By: Allen Guest
The bugle call of thunder,
the cannon flash of lightening,
and a line of rain charges
up these summer slopes
like Pickett’s men
at Cemetery Ridge;
and each drop no less
destined to die–crashing into
leaves and branches
like gray-clad infantry into
bullet and cannonball.
Here in the Smokies,
west of the divide,
the droplets disaggregate,
begin their resurrection run
to the Gulf of Mexico.
At Gettysburg,
east of the divide,
flowing blood, with
resurrection less certain,
begins its journey to the Atlantic.
The classroom of great currents
will eventually combine
water and blood, reveal to each
the lesson of the other:
to water, the quiet stubbornness of blood,
to blood, the flowing compromise of water.
The rain passes.
Evening sets in quickly
between these high hills.
The western sky bleeds
color, leaves dry out,
and red soil reverts to brown.
Much is forgotten.
I am a Senior Lecturer in the Department of Mathematical Sciences at Clemson University, where I teach courses in the calculus sequence for science and engineering majors.

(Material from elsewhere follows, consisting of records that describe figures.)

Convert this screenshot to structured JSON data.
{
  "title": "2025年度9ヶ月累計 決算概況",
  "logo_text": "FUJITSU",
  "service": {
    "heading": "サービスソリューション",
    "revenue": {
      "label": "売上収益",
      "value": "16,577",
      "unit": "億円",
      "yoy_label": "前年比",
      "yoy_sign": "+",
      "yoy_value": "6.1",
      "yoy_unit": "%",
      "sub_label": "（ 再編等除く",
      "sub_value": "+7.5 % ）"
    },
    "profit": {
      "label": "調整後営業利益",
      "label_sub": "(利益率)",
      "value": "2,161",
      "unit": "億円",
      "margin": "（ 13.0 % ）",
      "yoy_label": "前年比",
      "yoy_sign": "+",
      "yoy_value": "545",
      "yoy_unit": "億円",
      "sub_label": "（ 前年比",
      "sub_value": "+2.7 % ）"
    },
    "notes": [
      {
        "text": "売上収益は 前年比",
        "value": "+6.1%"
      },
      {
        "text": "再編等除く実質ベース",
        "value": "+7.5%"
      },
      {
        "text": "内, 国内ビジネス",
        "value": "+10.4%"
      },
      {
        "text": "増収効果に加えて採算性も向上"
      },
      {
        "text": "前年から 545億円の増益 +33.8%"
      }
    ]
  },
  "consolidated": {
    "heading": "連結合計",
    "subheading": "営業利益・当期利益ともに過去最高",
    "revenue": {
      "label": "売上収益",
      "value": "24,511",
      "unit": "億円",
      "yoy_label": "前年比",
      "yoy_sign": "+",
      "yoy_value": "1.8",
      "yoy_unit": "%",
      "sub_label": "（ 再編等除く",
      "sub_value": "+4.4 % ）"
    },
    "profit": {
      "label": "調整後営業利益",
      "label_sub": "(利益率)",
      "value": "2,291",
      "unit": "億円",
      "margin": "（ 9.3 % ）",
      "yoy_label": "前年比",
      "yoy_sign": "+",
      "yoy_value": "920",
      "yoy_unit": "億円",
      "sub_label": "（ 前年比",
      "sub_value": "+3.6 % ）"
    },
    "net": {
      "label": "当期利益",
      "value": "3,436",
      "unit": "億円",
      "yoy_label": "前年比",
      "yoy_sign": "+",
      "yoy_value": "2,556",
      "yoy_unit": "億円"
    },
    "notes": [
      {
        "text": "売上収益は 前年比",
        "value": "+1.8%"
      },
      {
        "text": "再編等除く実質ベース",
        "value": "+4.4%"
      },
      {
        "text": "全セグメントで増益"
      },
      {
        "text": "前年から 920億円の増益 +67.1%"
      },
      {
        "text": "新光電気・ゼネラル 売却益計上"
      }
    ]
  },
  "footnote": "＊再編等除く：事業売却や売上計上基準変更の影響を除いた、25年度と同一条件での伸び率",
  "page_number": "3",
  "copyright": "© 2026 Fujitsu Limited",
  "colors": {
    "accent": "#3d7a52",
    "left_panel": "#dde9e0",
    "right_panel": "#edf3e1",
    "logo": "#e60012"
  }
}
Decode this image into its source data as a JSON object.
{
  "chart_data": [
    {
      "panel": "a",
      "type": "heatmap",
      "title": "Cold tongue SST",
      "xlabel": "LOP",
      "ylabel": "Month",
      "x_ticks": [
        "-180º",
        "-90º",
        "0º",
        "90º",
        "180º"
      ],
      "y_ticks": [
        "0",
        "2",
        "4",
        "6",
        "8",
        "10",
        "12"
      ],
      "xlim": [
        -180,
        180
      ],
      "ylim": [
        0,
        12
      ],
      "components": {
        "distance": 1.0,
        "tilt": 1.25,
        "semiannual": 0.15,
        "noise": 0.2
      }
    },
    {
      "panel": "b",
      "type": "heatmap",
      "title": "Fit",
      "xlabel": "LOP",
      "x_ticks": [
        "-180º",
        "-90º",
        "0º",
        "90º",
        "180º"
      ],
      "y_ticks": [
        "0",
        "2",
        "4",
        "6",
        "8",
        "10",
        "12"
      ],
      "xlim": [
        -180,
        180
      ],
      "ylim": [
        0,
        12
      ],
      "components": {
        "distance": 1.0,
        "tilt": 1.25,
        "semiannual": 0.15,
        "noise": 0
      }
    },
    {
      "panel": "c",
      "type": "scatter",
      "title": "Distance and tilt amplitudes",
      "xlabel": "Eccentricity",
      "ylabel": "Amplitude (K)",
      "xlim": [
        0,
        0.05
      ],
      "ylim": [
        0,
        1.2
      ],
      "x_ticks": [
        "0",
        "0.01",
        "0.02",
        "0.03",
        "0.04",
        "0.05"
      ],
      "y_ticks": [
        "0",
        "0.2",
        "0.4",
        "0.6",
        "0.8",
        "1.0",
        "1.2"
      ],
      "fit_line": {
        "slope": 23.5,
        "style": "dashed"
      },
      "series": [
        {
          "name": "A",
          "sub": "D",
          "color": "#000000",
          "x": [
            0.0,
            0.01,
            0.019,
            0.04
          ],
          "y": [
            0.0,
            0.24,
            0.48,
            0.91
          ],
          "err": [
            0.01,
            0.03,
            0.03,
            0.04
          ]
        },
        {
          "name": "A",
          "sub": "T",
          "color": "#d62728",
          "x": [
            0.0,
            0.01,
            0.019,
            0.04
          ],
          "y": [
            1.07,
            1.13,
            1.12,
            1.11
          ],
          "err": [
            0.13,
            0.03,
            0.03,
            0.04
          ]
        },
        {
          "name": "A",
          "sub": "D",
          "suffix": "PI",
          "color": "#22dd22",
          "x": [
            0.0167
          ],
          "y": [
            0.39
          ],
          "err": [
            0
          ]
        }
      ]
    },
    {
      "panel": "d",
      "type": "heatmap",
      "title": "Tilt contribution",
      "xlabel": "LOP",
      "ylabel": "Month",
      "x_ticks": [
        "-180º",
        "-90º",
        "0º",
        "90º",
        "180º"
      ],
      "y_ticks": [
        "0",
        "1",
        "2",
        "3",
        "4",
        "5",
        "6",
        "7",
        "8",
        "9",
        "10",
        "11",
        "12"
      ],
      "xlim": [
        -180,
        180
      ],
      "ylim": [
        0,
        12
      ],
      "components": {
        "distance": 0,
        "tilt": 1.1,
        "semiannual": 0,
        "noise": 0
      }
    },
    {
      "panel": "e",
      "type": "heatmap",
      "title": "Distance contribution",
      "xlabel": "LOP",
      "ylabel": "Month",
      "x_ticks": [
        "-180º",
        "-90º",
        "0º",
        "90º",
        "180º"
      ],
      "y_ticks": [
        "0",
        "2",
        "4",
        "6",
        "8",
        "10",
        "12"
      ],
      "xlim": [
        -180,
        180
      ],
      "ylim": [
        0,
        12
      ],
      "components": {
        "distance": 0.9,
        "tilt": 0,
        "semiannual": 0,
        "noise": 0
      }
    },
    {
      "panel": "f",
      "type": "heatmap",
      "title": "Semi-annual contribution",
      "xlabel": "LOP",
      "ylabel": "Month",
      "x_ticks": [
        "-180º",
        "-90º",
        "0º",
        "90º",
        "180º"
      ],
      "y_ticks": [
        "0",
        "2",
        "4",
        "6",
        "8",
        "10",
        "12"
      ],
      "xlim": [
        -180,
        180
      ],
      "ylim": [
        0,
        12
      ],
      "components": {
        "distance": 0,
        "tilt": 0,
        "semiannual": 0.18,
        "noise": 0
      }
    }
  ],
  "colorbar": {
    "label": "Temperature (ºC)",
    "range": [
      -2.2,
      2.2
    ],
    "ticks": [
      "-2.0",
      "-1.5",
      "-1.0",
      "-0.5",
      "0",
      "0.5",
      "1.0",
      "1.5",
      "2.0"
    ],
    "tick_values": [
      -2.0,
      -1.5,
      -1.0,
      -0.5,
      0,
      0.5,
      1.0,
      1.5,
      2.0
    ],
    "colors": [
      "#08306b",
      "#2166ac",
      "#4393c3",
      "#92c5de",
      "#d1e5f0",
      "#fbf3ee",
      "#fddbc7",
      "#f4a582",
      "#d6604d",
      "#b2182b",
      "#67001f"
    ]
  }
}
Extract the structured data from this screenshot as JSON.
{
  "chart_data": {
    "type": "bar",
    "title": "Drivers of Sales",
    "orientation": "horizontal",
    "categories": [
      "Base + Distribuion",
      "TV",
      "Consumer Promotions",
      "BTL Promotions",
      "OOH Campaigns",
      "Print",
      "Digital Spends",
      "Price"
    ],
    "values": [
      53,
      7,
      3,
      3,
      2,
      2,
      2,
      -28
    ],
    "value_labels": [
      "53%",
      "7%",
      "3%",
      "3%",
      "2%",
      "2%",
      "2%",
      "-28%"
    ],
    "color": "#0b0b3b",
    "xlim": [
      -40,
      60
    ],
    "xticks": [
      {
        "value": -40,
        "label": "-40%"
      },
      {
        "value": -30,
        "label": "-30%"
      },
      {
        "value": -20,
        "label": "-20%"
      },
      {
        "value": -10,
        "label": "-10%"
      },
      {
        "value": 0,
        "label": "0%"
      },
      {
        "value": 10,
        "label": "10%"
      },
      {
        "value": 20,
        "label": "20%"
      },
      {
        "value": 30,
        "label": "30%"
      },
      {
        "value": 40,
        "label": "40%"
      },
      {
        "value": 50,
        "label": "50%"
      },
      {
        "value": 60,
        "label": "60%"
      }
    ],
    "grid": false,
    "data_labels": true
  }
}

I try to bring the exactness of mathematics to my poetry, but I invariably fail. I hope the attempt, however, brings a certain clarity of image my work. My poetry has appeared in Flying South, The Petigru Review, and The Esthetic Apostle. I am a 2019 Pushcart Prize nominee. “I started this poem in August while staying at a house high in the Smoky Mountains of North Carolina. Thunderstorms moved in and out most afternoons, and sometimes I could hear a hard rain moving up the slopes below me. Confederate flags are common in the area, and seeing them set me thinking about the futility of it all – the raindrops falling toward obliteration, the soldiers at Gettysburg charging toward the same. The two ideas came together in this poem.”